Removing partial duplicate file names with awk

I needed to clean up a bunch of files recently that contained both a common and unique part, something like this:

Show_Episode1-ID_12345.mp4
Show_Episode1-ID_67890.mp4

Note that there are two copies of ‘Episode1’ with a diferent ID part. Obviously I would only like to keep one of each episodes and ignore the whole -ID… part. This is how I solved it:

for i in `ls -t *mp4|awk 'BEGIN{FS="-"}{if (++dup[$1] >= 2) print}'`; do mv -v $i dup; done

So what happened here?

  • The directory listing is sorted by timestamp (newest first) so it favors the most recent versions.
  • The awk FS (field separator) is set to “-” to use the common part of the file name as the first field.
  • Now awk loops over each file name.
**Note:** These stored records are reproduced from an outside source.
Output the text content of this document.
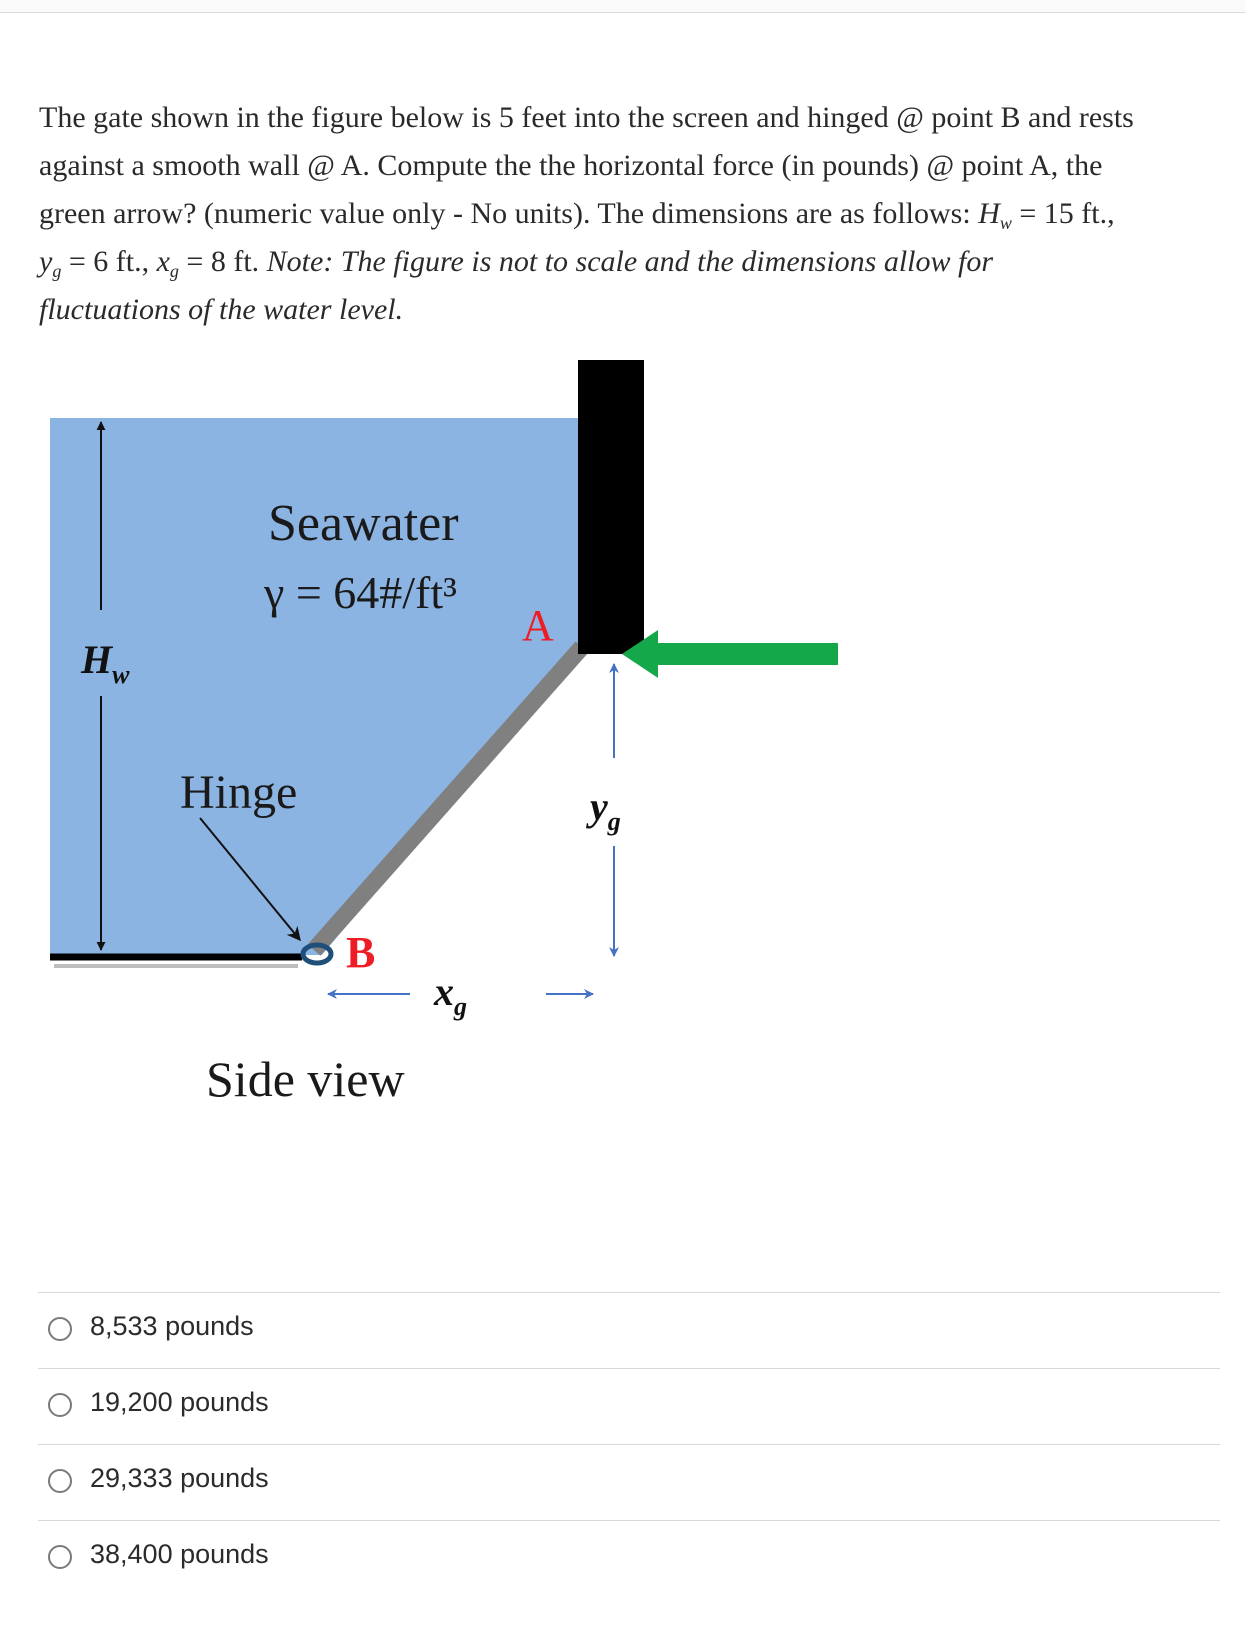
The gate shown in the figure below is 5 feet into the screen and hinged @ point B and rests
against a smooth wall @ A. Compute the the horizontal force (in pounds) @ point A, the
green arrow? (numeric value only - No units). The dimensions are as follows: $H_w = 15$ ft.,
$y_g = 6$ ft., $x_g = 8$ ft. Note: The figure is not to scale and the dimensions allow for
fluctuations of the water level.
$H_w$
Seawater
γ = 64#/ft³
A
$y_g$
Hinge
B
$x_g$
Side view
8,533 pounds
19,200 pounds
29,333 pounds
38,400 pounds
It uses the common part of the file name (“Show_Episode1”) as an index into an array. The default counter value is 0 and any repeated file names will increase it to a value of >= 2.
  • If the counter value is >= 2, awk prints the complete file name (using the ‘print’ command). Note that this part only prints duplicates, the first file is never printed.
  • The output of the above steps are fed into a ‘for’ loop to serve as input to the ‘mv’ command that moves only the duplicate files to a separate ‘dup’ dir.